中村:当時はちょうどトランプ氏とヒラリー・クリントン氏の大統領選が行われていた時だったので、ビジネススクールに通いながら、報道局でインターンをするという経験をしました。大きいセクターのほうが社会課題を解決できるのではないか? という仮説を持ってニューヨークに行ったわけですが、アメリカ政府、国連本部などにも取材で携わる機会がある中で、自分の仮説が外れていたことに気づきます。
たとえば、メキシコに壁を作っても、移民問題の当事者を取り巻く様々な問題は何も解決しない、ということがわかってしまったんですね。

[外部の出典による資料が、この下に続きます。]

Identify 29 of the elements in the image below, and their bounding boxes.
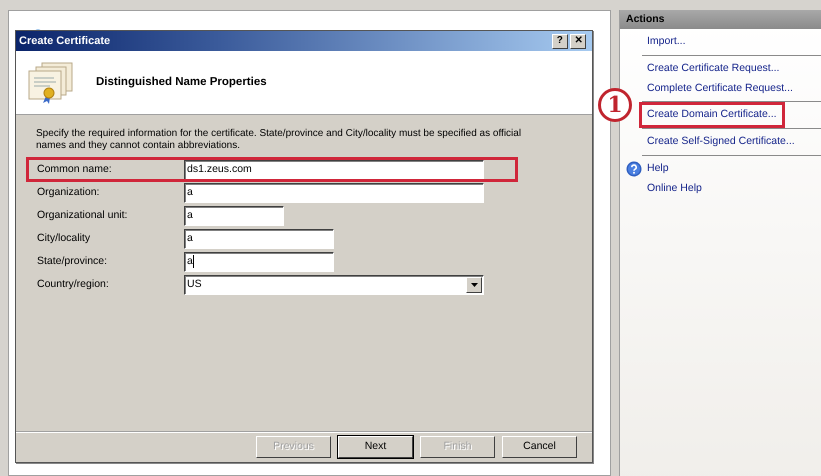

大きいセクターにいれば社会課題の解決に近づけるのではないかと思っていたんですが、実際は全然そんなことはなく、社会課題に向き合うプレーヤーや事業の絶対数が増えないと、そしてそれぞれが育たないといけない、ということを改めて認識して。それならば、自分はそれを促す側になろうということで、talikiという会社を作りました。
インセンティブを付与して、人が動く仕組みを作るのは事業者の役割
斉田:そんなストーリーがあったんですね。社会課題は、ビジネス側から解決を図るべき部分もあれば、生活者の日々の行動で図られる部分もあります。「社会課題の解決は大切だよね」と言いながら、実際の行動は伴っていない人々がまだまだ多いのが現実ですが、こういう現状を見て中村さんはどんなことを思われるんですか? 長年、ソーシャルビジネスをやられている立場からすると、残念な気持ちになるんでしょうか?
中村:いえいえ。そもそも、今日まで様々な社会課題が解決に至っていないのは、「しなきゃいけない」で人間は動かないからだと思います。だから、「なぜわかってくれないの?」「みんなでやらなきゃいけないんだよ」というようなコミュニケーションを見ると、それだけでは不十分だなと、私は思ってしまいますね。
そうではなく、インセンティブによって人が動くという仕組みを、事業者側が作らないといけない。もちろん、社会から呼びかけてみんなが問題に向き合うのが一番いいのですが、そうはならないのが人間の性です。ですので、斉田さんの質問にお応えすると、「まだまだこちら側がインセンティブを付与できていないんだな」という気持ちになりますね。